Recalled to service in 1939, he was initially assigned to RAF Coastal Command (as a Squadron Leader) where his experience with flying boats and trans-Atlantic flights proved useful. However, by the middle of the war the vast operating areas, the speed of modern warfare and the development of airborne forces, not to mention the ferrying of aircraft to and from operational zones, had brought with them the requirement for dedicated transport units. In 1943 these dedicated units were brought together under the umbrella of the newly created RAF Transport Command. With his pre-war experience of running an Empire-wide airline service, it was appropriate to appoint him to the post of SASO in the new command with the rank of Group Captain.

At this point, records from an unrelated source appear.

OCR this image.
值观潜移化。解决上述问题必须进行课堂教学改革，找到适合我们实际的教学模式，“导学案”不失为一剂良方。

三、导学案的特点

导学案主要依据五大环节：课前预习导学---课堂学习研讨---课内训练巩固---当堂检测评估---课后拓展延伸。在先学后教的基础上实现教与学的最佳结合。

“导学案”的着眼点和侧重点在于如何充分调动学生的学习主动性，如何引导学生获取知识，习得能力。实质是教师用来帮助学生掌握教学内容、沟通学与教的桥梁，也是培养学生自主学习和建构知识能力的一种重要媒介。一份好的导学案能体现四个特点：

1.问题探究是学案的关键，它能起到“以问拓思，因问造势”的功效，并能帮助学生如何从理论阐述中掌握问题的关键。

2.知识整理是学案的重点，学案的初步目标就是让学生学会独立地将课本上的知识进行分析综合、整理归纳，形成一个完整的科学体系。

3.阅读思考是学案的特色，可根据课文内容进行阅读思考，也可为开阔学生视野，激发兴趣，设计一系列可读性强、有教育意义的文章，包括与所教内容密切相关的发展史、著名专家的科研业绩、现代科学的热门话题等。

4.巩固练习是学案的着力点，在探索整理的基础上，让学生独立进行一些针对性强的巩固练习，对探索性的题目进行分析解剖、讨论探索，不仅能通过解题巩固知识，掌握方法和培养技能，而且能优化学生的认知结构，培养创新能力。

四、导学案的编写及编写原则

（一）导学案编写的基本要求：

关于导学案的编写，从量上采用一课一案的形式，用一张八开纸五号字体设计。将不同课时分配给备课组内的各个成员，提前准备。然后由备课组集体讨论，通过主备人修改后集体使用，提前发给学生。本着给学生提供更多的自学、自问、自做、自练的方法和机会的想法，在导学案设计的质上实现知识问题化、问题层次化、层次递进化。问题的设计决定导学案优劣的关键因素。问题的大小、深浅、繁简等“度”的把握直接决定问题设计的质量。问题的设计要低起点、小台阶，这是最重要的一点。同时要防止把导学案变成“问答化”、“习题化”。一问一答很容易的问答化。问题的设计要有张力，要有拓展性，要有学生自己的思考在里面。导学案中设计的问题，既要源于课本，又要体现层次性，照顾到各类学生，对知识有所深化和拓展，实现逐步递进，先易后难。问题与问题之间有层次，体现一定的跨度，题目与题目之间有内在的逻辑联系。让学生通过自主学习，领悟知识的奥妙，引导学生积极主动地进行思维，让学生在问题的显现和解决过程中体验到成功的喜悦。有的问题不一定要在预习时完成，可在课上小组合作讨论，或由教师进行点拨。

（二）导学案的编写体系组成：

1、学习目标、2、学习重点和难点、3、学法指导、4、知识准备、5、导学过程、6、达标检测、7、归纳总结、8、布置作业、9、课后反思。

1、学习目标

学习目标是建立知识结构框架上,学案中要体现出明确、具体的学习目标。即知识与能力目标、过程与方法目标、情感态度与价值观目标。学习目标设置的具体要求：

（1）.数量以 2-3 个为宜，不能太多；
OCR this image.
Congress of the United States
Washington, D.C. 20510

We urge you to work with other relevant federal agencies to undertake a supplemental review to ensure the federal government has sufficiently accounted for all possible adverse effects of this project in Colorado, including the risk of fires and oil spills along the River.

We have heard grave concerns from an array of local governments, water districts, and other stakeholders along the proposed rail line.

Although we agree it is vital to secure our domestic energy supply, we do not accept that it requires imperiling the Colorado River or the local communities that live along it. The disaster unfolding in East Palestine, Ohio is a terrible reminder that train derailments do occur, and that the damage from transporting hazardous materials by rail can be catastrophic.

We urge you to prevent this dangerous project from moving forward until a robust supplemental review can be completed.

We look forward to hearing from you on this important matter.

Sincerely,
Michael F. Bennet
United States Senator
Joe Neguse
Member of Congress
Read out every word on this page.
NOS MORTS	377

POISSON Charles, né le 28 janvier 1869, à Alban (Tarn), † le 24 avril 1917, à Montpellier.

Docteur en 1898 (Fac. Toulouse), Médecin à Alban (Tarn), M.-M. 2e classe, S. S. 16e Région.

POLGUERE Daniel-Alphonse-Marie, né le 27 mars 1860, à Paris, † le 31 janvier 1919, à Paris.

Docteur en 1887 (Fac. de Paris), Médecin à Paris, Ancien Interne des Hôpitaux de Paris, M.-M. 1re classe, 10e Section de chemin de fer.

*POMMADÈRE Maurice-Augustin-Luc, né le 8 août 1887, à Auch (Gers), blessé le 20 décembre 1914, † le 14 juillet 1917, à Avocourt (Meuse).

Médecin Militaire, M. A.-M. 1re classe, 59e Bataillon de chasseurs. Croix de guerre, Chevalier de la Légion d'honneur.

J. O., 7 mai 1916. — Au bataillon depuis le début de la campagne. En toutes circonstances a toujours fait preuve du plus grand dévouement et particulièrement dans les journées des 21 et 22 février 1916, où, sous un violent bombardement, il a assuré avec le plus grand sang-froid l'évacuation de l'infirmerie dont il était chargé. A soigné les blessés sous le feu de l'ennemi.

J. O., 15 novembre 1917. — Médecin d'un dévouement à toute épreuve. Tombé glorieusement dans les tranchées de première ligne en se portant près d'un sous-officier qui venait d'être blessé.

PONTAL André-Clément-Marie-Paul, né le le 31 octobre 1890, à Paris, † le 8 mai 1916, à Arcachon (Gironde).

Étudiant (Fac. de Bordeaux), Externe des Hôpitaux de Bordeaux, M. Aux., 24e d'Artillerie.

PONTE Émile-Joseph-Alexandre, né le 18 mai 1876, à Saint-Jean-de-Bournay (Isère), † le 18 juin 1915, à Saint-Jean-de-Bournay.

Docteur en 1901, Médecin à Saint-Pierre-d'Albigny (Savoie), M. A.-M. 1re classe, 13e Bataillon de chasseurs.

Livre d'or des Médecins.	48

With the end of the war, he relinquished his commission as Air Commodore and returned to the civilian airline world, initially as the Assistant to the chairman of BOAC. Amongst his post-war achievements was the successful evacuation of 35,000 people from India to Pakistan following the partition of India. On 1 April 1948 he was appointed Chief Executive of British South American Airways Corporation. On a stopover in Rio de Janeiro during a tour of South America he drowned in a swimming accident on 15 November 1948.

== Personal life ==
Brackley married Frida Mond, daughter of the chemist and industrialist Sir Robert Mond in London on 27 September 1922. They met while he was in Japan which she visited on a round-the-world cruise. They lived in Japan for a time. They had two sons. Brackley's body was brought to England from Brazil and he was buried in Blakeney churchyard in Norfolk, very close to his home. Frida prepared a book based on his correspondence which was published in 1952.